Maybe not, but those ears get the job done. As CEO of Statesville-based Gordon Industries Inc., Gordon, 77, is still very much in charge of the family business he joined almost 60 years ago. The company's strong suit is scrap-metal recycling, which accounts for more than 80% of its revenues, and it counts Tampa, Fla.-based rebar maker AmeriSteel Inc. and Charlotte-based steelmaker Nucor Corp. among its customers. Its other division sells and delivers household furniture. Each division is led by one of Gordon's brothers. Saul, 72, heads the scrap division; Alfred, 70, the furniture division. A fourth brother, Calman, 63, sells steel and buys equipment.

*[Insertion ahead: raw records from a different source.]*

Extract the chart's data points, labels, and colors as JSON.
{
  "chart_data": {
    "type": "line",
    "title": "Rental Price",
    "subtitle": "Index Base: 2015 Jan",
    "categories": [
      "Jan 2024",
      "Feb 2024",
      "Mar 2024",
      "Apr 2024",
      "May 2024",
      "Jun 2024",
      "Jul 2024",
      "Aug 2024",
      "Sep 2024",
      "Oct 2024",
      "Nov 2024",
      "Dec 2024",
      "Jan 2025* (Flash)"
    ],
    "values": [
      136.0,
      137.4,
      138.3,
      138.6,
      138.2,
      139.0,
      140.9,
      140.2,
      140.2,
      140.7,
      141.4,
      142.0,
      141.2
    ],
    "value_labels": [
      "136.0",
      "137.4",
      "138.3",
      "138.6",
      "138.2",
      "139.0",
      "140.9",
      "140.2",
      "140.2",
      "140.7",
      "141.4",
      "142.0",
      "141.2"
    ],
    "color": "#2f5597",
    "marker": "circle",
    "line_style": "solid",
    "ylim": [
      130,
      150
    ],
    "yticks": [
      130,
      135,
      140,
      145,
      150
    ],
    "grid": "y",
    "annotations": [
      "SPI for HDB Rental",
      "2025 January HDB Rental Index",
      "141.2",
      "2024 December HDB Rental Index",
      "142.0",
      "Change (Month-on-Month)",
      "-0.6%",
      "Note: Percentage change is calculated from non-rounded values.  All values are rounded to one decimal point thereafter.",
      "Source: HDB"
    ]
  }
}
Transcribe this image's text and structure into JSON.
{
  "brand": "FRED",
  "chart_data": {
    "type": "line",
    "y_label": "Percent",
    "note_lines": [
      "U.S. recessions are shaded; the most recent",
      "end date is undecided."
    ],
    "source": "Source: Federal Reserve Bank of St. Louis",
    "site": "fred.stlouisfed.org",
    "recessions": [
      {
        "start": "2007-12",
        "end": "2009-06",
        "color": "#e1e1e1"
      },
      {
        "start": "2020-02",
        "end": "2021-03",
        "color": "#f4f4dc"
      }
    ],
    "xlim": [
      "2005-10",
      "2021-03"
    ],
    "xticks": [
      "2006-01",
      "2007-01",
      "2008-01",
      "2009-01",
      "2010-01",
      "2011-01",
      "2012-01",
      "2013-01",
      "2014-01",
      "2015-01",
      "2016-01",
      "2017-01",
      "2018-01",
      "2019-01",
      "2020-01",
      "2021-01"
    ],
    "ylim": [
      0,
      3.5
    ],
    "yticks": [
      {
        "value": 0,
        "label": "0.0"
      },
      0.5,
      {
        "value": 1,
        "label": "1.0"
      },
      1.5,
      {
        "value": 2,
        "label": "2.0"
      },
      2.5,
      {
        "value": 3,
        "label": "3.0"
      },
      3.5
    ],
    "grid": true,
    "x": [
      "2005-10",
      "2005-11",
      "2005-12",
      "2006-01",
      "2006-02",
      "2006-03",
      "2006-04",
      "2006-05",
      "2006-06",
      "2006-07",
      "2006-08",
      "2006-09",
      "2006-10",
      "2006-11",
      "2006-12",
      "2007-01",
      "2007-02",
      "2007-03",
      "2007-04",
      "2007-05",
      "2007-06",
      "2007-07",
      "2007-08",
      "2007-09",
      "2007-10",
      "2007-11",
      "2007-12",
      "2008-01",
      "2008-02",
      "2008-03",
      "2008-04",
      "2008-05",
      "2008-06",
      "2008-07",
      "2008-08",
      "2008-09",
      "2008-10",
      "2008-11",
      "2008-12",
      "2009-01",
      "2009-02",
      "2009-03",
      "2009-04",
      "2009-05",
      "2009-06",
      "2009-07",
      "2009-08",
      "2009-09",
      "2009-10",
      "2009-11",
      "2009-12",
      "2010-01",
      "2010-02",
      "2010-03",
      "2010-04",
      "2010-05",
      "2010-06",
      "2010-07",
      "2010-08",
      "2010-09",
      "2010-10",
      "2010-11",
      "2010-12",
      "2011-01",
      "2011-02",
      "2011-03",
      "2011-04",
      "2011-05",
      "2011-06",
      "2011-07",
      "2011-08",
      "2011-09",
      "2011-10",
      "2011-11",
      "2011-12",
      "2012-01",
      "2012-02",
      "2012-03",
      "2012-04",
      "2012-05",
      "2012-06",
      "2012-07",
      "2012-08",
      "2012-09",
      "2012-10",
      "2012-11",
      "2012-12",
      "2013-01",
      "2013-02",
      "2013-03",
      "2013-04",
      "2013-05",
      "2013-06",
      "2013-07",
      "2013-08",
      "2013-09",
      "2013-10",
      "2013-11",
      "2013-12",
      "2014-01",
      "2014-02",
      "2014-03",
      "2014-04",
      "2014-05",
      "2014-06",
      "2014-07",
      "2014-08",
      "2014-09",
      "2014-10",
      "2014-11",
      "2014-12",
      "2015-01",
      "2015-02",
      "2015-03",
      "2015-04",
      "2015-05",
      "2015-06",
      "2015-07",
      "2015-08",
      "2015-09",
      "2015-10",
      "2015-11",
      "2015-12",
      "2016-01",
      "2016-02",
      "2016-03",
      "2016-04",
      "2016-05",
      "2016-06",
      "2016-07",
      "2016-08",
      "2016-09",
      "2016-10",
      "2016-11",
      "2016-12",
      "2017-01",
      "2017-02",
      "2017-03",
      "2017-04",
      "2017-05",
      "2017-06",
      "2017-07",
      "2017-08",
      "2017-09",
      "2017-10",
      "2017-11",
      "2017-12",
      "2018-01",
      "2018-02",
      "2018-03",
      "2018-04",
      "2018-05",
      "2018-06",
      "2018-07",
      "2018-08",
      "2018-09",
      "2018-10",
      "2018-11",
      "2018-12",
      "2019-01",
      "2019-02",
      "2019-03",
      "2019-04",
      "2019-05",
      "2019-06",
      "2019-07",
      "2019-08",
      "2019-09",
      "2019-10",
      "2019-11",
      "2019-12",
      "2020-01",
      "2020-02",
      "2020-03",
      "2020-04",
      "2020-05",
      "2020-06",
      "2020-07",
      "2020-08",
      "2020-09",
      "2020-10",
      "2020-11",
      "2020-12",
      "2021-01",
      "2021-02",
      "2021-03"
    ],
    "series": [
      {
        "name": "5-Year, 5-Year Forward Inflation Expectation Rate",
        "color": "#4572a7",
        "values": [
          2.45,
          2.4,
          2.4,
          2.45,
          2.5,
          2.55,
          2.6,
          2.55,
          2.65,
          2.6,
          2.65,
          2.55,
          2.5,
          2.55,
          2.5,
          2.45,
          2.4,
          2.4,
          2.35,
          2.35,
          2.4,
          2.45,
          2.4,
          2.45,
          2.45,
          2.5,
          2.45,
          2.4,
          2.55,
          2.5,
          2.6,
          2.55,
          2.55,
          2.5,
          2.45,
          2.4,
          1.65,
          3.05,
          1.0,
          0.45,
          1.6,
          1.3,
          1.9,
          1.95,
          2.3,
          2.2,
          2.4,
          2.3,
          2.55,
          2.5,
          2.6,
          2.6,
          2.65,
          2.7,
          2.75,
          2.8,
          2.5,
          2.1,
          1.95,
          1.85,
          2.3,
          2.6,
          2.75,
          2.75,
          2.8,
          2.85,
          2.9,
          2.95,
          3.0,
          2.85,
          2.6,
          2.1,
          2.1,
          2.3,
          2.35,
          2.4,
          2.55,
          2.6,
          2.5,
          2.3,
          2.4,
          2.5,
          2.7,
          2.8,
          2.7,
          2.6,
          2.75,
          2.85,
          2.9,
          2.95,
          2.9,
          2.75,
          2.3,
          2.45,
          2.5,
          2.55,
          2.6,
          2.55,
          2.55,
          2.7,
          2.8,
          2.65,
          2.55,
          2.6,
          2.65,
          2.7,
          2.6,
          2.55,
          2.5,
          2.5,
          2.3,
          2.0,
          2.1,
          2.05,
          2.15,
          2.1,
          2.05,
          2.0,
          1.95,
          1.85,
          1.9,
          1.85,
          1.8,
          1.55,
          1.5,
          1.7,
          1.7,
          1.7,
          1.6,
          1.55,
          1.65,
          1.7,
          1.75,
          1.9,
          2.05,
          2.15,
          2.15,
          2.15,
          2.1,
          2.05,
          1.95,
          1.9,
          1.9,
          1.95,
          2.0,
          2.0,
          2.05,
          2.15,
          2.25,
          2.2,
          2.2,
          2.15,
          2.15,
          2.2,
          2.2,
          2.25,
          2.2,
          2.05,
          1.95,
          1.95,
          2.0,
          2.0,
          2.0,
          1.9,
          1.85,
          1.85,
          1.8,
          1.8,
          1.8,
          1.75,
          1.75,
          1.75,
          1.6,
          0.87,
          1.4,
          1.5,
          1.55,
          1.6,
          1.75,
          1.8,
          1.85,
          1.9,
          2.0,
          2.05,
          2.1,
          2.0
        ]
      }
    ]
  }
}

Not one of the Gordon brothers has worked anywhere else. Six months before the United States entered World War II, family patriarch and company founder Louis suffered a heart attack. Gordon was to attend Carolina that fall but stayed in Statesville. "I got so attached to our business and what we were doing, that's all I ever really thought of."

That's all the Gordon boys were allowed to think of. After he earned his bachelor's in business from Carolina in 1950, Saul was told by his father-in-law that he could run his wife's family's jewelry store some day. "Boy, my dad hit the ceiling," Saul says. "He said, 'The very idea! No way! I raised ya. I educated ya. I want you in business with me.'"

Gordon is not as iron-willed as his dad, who died in 1964, leaving his eldest son in charge. Two nephews have worked elsewhere. His primary role is to worry. "I keep hollering constantly, 'Watch our overhead. Do we need all these people? Do we need to buy that?'"

He treats family peers as equals and uses his imperfect ears to get input on big decisions. The brothers get paid the same, split a controlling stake in the company equally and comprise the board. They need all the harmony they can get. Cheap metal from South Korea is driving down prices.

Even when things get tough, there's only one way to run a family business, Gordon says. "You've got to stay calm at all times. You've got to be able to make a decision that will suit everybody."